Platforms will argue they risk incorrectly flagging authentic content if they push labeling too aggressively. Both Meta and YouTube learned this the hard way after applying AI labels to content creators insisted was made without such tools. If that’s a genuine concern, then find a better solution. Surely improving the user experience for millions of users is a worthwhile investment to stay competitive.
And while I’m at it, why can’t I report all the unlabeled AI slop I see every day? Given the scale , a Kapwing study last year found that more than 20 percent of YouTube videos shown to new users is low-quality generated slop , a lot of human moderators would be needed to vet each report.
And maybe that’s the real issue. At a time when big tech is replacing workers with AI that supposedly outperforms them, can they afford to backtrack on that narrative by hiring humans back to fix AI’s problems? Humans tend to require things like salaries and benefits, unlike automated moderation systems that lack nuanced investigative skills.

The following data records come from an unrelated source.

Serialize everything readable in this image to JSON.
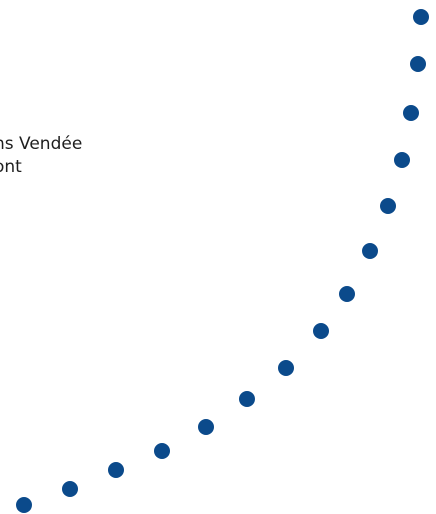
{
  "text": {
    "line1": "ns Vendée",
    "line2": "ont"
  },
  "colors": {
    "dot": "#0b4a8b",
    "text": "#1e1e1e",
    "background": "#ffffff"
  }
}
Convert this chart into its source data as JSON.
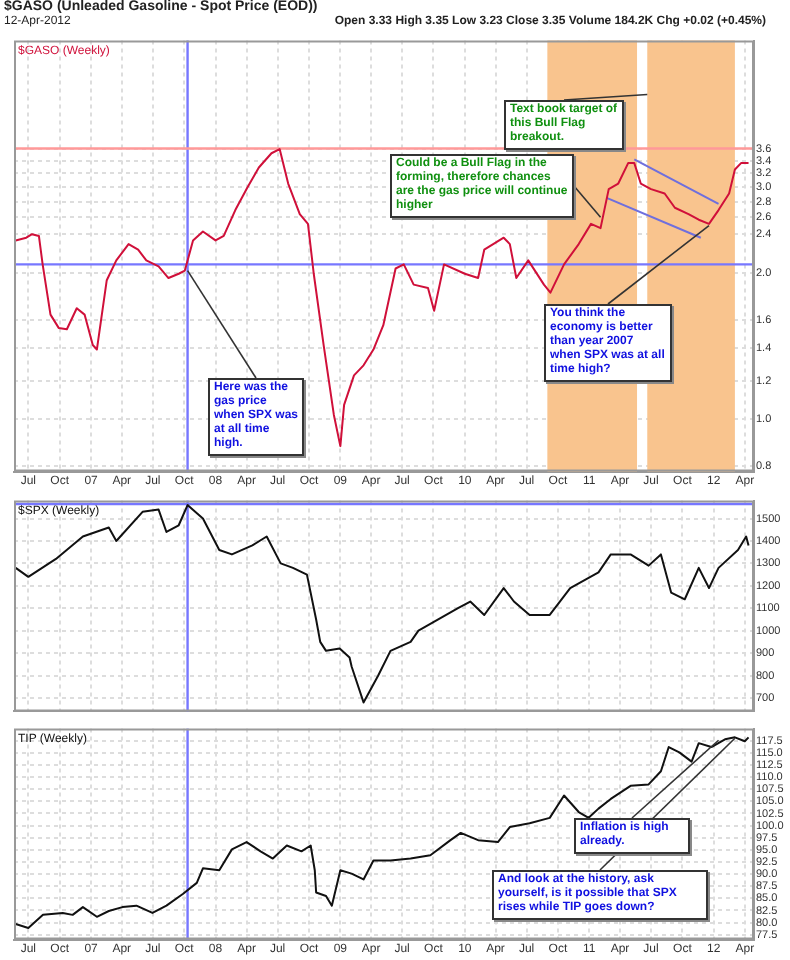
{
  "chart_data": [
    {
      "type": "line",
      "title": "$GASO (Unleaded Gasoline - Spot Price (EOD))",
      "subtitle": "12-Apr-2012",
      "log": "y",
      "grid": true,
      "xlim": [
        "2006-05-20",
        "2012-04-28"
      ],
      "xticks": [
        {
          "value": "2006-07",
          "label": "Jul"
        },
        {
          "value": "2006-10",
          "label": "Oct"
        },
        {
          "value": "2007",
          "label": "07"
        },
        {
          "value": "2007-04",
          "label": "Apr"
        },
        {
          "value": "2007-07",
          "label": "Jul"
        },
        {
          "value": "2007-10",
          "label": "Oct"
        },
        {
          "value": "2008",
          "label": "08"
        },
        {
          "value": "2008-04",
          "label": "Apr"
        },
        {
          "value": "2008-07",
          "label": "Jul"
        },
        {
          "value": "2008-10",
          "label": "Oct"
        },
        {
          "value": "2009",
          "label": "09"
        },
        {
          "value": "2009-04",
          "label": "Apr"
        },
        {
          "value": "2009-07",
          "label": "Jul"
        },
        {
          "value": "2009-10",
          "label": "Oct"
        },
        {
          "value": "2010",
          "label": "10"
        },
        {
          "value": "2010-04",
          "label": "Apr"
        },
        {
          "value": "2010-07",
          "label": "Jul"
        },
        {
          "value": "2010-10",
          "label": "Oct"
        },
        {
          "value": "2011",
          "label": "11"
        },
        {
          "value": "2011-04",
          "label": "Apr"
        },
        {
          "value": "2011-07",
          "label": "Jul"
        },
        {
          "value": "2011-10",
          "label": "Oct"
        },
        {
          "value": "2012",
          "label": "12"
        },
        {
          "value": "2012-04",
          "label": "Apr"
        }
      ],
      "ylim": [
        0.78,
        6.0
      ],
      "yticks": [
        0.8,
        {
          "value": 1,
          "label": "1.0"
        },
        1.2,
        1.4,
        1.6,
        {
          "value": 2,
          "label": "2.0"
        },
        2.4,
        2.6,
        2.8,
        {
          "value": 3,
          "label": "3.0"
        },
        3.2,
        3.4,
        3.6
      ],
      "series": [
        {
          "name": "$GASO (Weekly)",
          "color": "#d0103a",
          "x": [
            "2006-05-25",
            "2006-06-25",
            "2006-07-12",
            "2006-08-01",
            "2006-08-12",
            "2006-09-04",
            "2006-09-28",
            "2006-10-22",
            "2006-11-20",
            "2006-12-13",
            "2007-01-06",
            "2007-01-18",
            "2007-02-16",
            "2007-03-16",
            "2007-04-21",
            "2007-05-19",
            "2007-06-12",
            "2007-07-18",
            "2007-08-16",
            "2007-09-15",
            "2007-10-03",
            "2007-10-27",
            "2007-11-25",
            "2008-01-01",
            "2008-01-25",
            "2008-02-28",
            "2008-04-03",
            "2008-05-07",
            "2008-06-13",
            "2008-07-07",
            "2008-08-01",
            "2008-09-04",
            "2008-09-28",
            "2008-10-15",
            "2008-11-13",
            "2008-12-13",
            "2009-01-01",
            "2009-01-12",
            "2009-02-10",
            "2009-03-10",
            "2009-04-08",
            "2009-05-07",
            "2009-06-12",
            "2009-07-06",
            "2009-08-04",
            "2009-09-15",
            "2009-10-03",
            "2009-11-01",
            "2010-01-01",
            "2010-02-09",
            "2010-02-27",
            "2010-04-25",
            "2010-05-13",
            "2010-06-01",
            "2010-07-06",
            "2010-08-21",
            "2010-09-09",
            "2010-10-19",
            "2010-12-01",
            "2011-01-06",
            "2011-02-03",
            "2011-02-27",
            "2011-03-27",
            "2011-04-25",
            "2011-05-13",
            "2011-06-01",
            "2011-07-01",
            "2011-08-10",
            "2011-09-09",
            "2011-10-19",
            "2011-11-18",
            "2011-12-18",
            "2012-01-15",
            "2012-02-15",
            "2012-03-03",
            "2012-03-21",
            "2012-04-12"
          ],
          "values": [
            2.33,
            2.36,
            2.4,
            2.38,
            2.08,
            1.64,
            1.54,
            1.53,
            1.69,
            1.64,
            1.42,
            1.39,
            1.93,
            2.12,
            2.29,
            2.23,
            2.12,
            2.06,
            1.95,
            1.99,
            2.02,
            2.33,
            2.43,
            2.33,
            2.38,
            2.69,
            2.99,
            3.29,
            3.52,
            3.59,
            3.05,
            2.64,
            2.52,
            1.99,
            1.42,
            1.02,
            0.88,
            1.07,
            1.23,
            1.29,
            1.39,
            1.56,
            2.04,
            2.08,
            1.89,
            1.86,
            1.67,
            2.08,
            1.99,
            1.95,
            2.23,
            2.36,
            2.29,
            1.95,
            2.12,
            1.89,
            1.82,
            2.08,
            2.29,
            2.52,
            2.47,
            2.97,
            3.05,
            3.36,
            3.36,
            3.05,
            2.97,
            2.91,
            2.72,
            2.64,
            2.57,
            2.52,
            2.69,
            2.91,
            3.26,
            3.36,
            3.36
          ]
        },
        {
          "type": "line",
          "color": "#6f6fdd",
          "x": [
            "2011-05-13",
            "2012-01-15"
          ],
          "values": [
            3.42,
            2.77
          ]
        },
        {
          "type": "line",
          "color": "#6f6fdd",
          "x": [
            "2011-02-21",
            "2011-11-24"
          ],
          "values": [
            2.85,
            2.36
          ]
        }
      ],
      "ref_lines": [
        {
          "axis": "x",
          "value": "2007-10-11",
          "color": "#7777ff"
        },
        {
          "axis": "y",
          "value": 2.08,
          "color": "#7777ff"
        },
        {
          "axis": "y",
          "value": 3.6,
          "color": "#ff9999"
        }
      ],
      "bands": [
        {
          "axis": "x",
          "from": "2010-08-31",
          "to": "2011-05-21",
          "color": "#f9c48e"
        },
        {
          "axis": "x",
          "from": "2011-06-20",
          "to": "2012-03-03",
          "color": "#f9c48e"
        }
      ],
      "annotations": [
        "Open 3.33 High 3.35 Low 3.23 Close 3.35 Volume 184.2K Chg +0.02 (+0.45%)",
        {
          "text": "Here was the gas price when SPX was at all time high.",
          "x": "2007-10-11",
          "y": 2.02
        },
        {
          "text": "Could be a Bull Flag in the forming, therefore chances are the gas price will continue higher",
          "x": "2011-02-03",
          "y": 2.6
        },
        {
          "text": "Text book target of this Bull Flag breakout.",
          "x": "2011-06-20",
          "y": 4.65
        },
        {
          "text": "You think the economy is better than year 2007 when SPX was at all time high?",
          "x": "2011-12-18",
          "y": 2.5
        }
      ]
    },
    {
      "type": "line",
      "grid": true,
      "tick_labels": "y",
      "xlim": [
        "2006-05-20",
        "2012-04-28"
      ],
      "xticks": [
        {
          "value": "2006-07",
          "label": null
        },
        {
          "value": "2006-10",
          "label": null
        },
        {
          "value": "2007",
          "label": null
        },
        {
          "value": "2007-04",
          "label": null
        },
        {
          "value": "2007-07",
          "label": null
        },
        {
          "value": "2007-10",
          "label": null
        },
        {
          "value": "2008",
          "label": null
        },
        {
          "value": "2008-04",
          "label": null
        },
        {
          "value": "2008-07",
          "label": null
        },
        {
          "value": "2008-10",
          "label": null
        },
        {
          "value": "2009",
          "label": null
        },
        {
          "value": "2009-04",
          "label": null
        },
        {
          "value": "2009-07",
          "label": null
        },
        {
          "value": "2009-10",
          "label": null
        },
        {
          "value": "2010",
          "label": null
        },
        {
          "value": "2010-04",
          "label": null
        },
        {
          "value": "2010-07",
          "label": null
        },
        {
          "value": "2010-10",
          "label": null
        },
        {
          "value": "2011",
          "label": null
        },
        {
          "value": "2011-04",
          "label": null
        },
        {
          "value": "2011-07",
          "label": null
        },
        {
          "value": "2011-10",
          "label": null
        },
        {
          "value": "2012",
          "label": null
        },
        {
          "value": "2012-04",
          "label": null
        }
      ],
      "ylim": [
        640,
        1580
      ],
      "yticks": [
        700,
        800,
        900,
        1000,
        1100,
        1200,
        1300,
        1400,
        1500
      ],
      "series": [
        {
          "name": "$SPX (Weekly)",
          "color": "#111111",
          "x": [
            "2006-05-25",
            "2006-07-01",
            "2006-09-20",
            "2006-12-08",
            "2007-02-22",
            "2007-03-16",
            "2007-06-01",
            "2007-07-18",
            "2007-08-10",
            "2007-09-15",
            "2007-10-11",
            "2007-11-25",
            "2008-01-12",
            "2008-02-18",
            "2008-04-18",
            "2008-05-30",
            "2008-07-10",
            "2008-08-15",
            "2008-09-25",
            "2008-10-22",
            "2008-11-03",
            "2008-11-20",
            "2008-12-30",
            "2009-01-28",
            "2009-02-03",
            "2009-03-10",
            "2009-04-22",
            "2009-05-28",
            "2009-07-26",
            "2009-08-18",
            "2009-10-15",
            "2009-12-12",
            "2010-01-17",
            "2010-02-27",
            "2010-04-25",
            "2010-05-25",
            "2010-07-10",
            "2010-09-07",
            "2010-11-06",
            "2011-01-28",
            "2011-03-05",
            "2011-05-02",
            "2011-06-24",
            "2011-07-30",
            "2011-08-29",
            "2011-10-08",
            "2011-11-18",
            "2011-12-18",
            "2012-01-15",
            "2012-03-12",
            "2012-04-05",
            "2012-04-12"
          ],
          "values": [
            1280,
            1240,
            1320,
            1420,
            1460,
            1400,
            1530,
            1540,
            1440,
            1470,
            1560,
            1500,
            1360,
            1340,
            1380,
            1420,
            1300,
            1280,
            1250,
            1050,
            950,
            910,
            920,
            880,
            840,
            680,
            800,
            910,
            950,
            1000,
            1050,
            1100,
            1130,
            1070,
            1190,
            1130,
            1070,
            1070,
            1190,
            1260,
            1340,
            1340,
            1290,
            1340,
            1170,
            1140,
            1280,
            1190,
            1280,
            1360,
            1420,
            1380
          ]
        }
      ],
      "ref_lines": [
        {
          "axis": "x",
          "value": "2007-10-11",
          "color": "#7777ff"
        },
        {
          "axis": "y",
          "value": 1565,
          "color": "#7777ff"
        }
      ]
    },
    {
      "type": "line",
      "grid": true,
      "xlim": [
        "2006-05-20",
        "2012-04-28"
      ],
      "xticks": [
        {
          "value": "2006-07",
          "label": "Jul"
        },
        {
          "value": "2006-10",
          "label": "Oct"
        },
        {
          "value": "2007",
          "label": "07"
        },
        {
          "value": "2007-04",
          "label": "Apr"
        },
        {
          "value": "2007-07",
          "label": "Jul"
        },
        {
          "value": "2007-10",
          "label": "Oct"
        },
        {
          "value": "2008",
          "label": "08"
        },
        {
          "value": "2008-04",
          "label": "Apr"
        },
        {
          "value": "2008-07",
          "label": "Jul"
        },
        {
          "value": "2008-10",
          "label": "Oct"
        },
        {
          "value": "2009",
          "label": "09"
        },
        {
          "value": "2009-04",
          "label": "Apr"
        },
        {
          "value": "2009-07",
          "label": "Jul"
        },
        {
          "value": "2009-10",
          "label": "Oct"
        },
        {
          "value": "2010",
          "label": "10"
        },
        {
          "value": "2010-04",
          "label": "Apr"
        },
        {
          "value": "2010-07",
          "label": "Jul"
        },
        {
          "value": "2010-10",
          "label": "Oct"
        },
        {
          "value": "2011",
          "label": "11"
        },
        {
          "value": "2011-04",
          "label": "Apr"
        },
        {
          "value": "2011-07",
          "label": "Jul"
        },
        {
          "value": "2011-10",
          "label": "Oct"
        },
        {
          "value": "2012",
          "label": "12"
        },
        {
          "value": "2012-04",
          "label": "Apr"
        }
      ],
      "ylim": [
        76.5,
        120
      ],
      "yticks": [
        77.5,
        {
          "value": 80,
          "label": "80.0"
        },
        82.5,
        {
          "value": 85,
          "label": "85.0"
        },
        87.5,
        {
          "value": 90,
          "label": "90.0"
        },
        92.5,
        {
          "value": 95,
          "label": "95.0"
        },
        97.5,
        {
          "value": 100,
          "label": "100.0"
        },
        102.5,
        {
          "value": 105,
          "label": "105.0"
        },
        107.5,
        {
          "value": 110,
          "label": "110.0"
        },
        112.5,
        {
          "value": 115,
          "label": "115.0"
        },
        117.5
      ],
      "series": [
        {
          "name": "TIP (Weekly)",
          "color": "#111111",
          "x": [
            "2006-05-25",
            "2006-07-01",
            "2006-08-13",
            "2006-10-10",
            "2006-11-08",
            "2006-12-08",
            "2007-01-18",
            "2007-02-22",
            "2007-04-03",
            "2007-05-14",
            "2007-06-30",
            "2007-08-10",
            "2007-09-27",
            "2007-11-07",
            "2007-11-25",
            "2008-01-12",
            "2008-02-18",
            "2008-04-01",
            "2008-05-12",
            "2008-06-17",
            "2008-07-28",
            "2008-09-09",
            "2008-10-06",
            "2008-10-18",
            "2008-10-22",
            "2008-11-20",
            "2008-12-07",
            "2009-01-01",
            "2009-02-03",
            "2009-03-10",
            "2009-04-08",
            "2009-05-28",
            "2009-07-26",
            "2009-09-22",
            "2009-11-20",
            "2009-12-20",
            "2010-02-09",
            "2010-04-08",
            "2010-05-13",
            "2010-07-10",
            "2010-09-07",
            "2010-10-19",
            "2010-12-01",
            "2010-12-30",
            "2011-01-28",
            "2011-03-05",
            "2011-05-02",
            "2011-06-24",
            "2011-07-30",
            "2011-08-22",
            "2011-09-22",
            "2011-10-28",
            "2011-11-18",
            "2011-12-25",
            "2012-02-03",
            "2012-03-03",
            "2012-04-01",
            "2012-04-12"
          ],
          "values": [
            79.7,
            78.9,
            81.6,
            82.0,
            81.6,
            83.2,
            81.2,
            82.4,
            83.2,
            83.5,
            82.0,
            83.5,
            85.9,
            88.2,
            91.2,
            90.8,
            95.1,
            96.6,
            94.7,
            93.2,
            95.9,
            94.7,
            95.9,
            90.8,
            86.2,
            85.5,
            83.5,
            90.8,
            90.1,
            88.9,
            92.8,
            92.8,
            93.2,
            93.9,
            97.0,
            98.5,
            97.0,
            96.6,
            99.7,
            100.5,
            101.6,
            106.2,
            102.8,
            101.6,
            103.5,
            105.5,
            108.2,
            108.5,
            111.2,
            116.2,
            115.1,
            113.2,
            117.0,
            116.2,
            117.8,
            118.2,
            117.4,
            118.2
          ]
        }
      ],
      "ref_lines": [
        {
          "axis": "x",
          "value": "2007-10-11",
          "color": "#7777ff"
        }
      ],
      "annotations": [
        {
          "text": "Inflation is high already.",
          "x": "2012-01-15",
          "y": 117.6
        },
        {
          "text": "And look at the history, ask yourself, is it possible that SPX rises while TIP goes down?",
          "x": "2012-03-03",
          "y": 118.0
        }
      ]
    }
  ]
}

An alternative to labeling AI content would be to start labeling verified human creators instead. That wouldn’t catch synthetic content posted by those creators, but it could help us see less from unverified content farms churning out low-quality slop. That’s the future Instagram’s Mosseri pitched for Meta’s image-sharing platform, and something Spotify already does with Verified artists.
Sounds great. If only there were a way to exclusively surface music by verified artists.
Of course, Meta, Spotify, and Google don’t just host AI-generated imagery, ads, and music , they also make the tools that create it. That’s why they insist not all AI content is slop, and that it’s really a quality issue. If it gets convincing enough, they’re betting you won’t notice and will keep happily consuming. Allowing users to filter it out would undermine the massive effort these platforms have made to profit from AI. They want you to embrace the slop factory.
I’d love to be proven wrong. I’m practically begging online platforms to show that AI labeling efforts haven’t been a waste of time. But right now, they hold all the cards, and we’re left hoping their AI moderation works. So give us a basic “no AI” or “verified human creator” filter, and we’ll judge for ourselves how well this is actually going.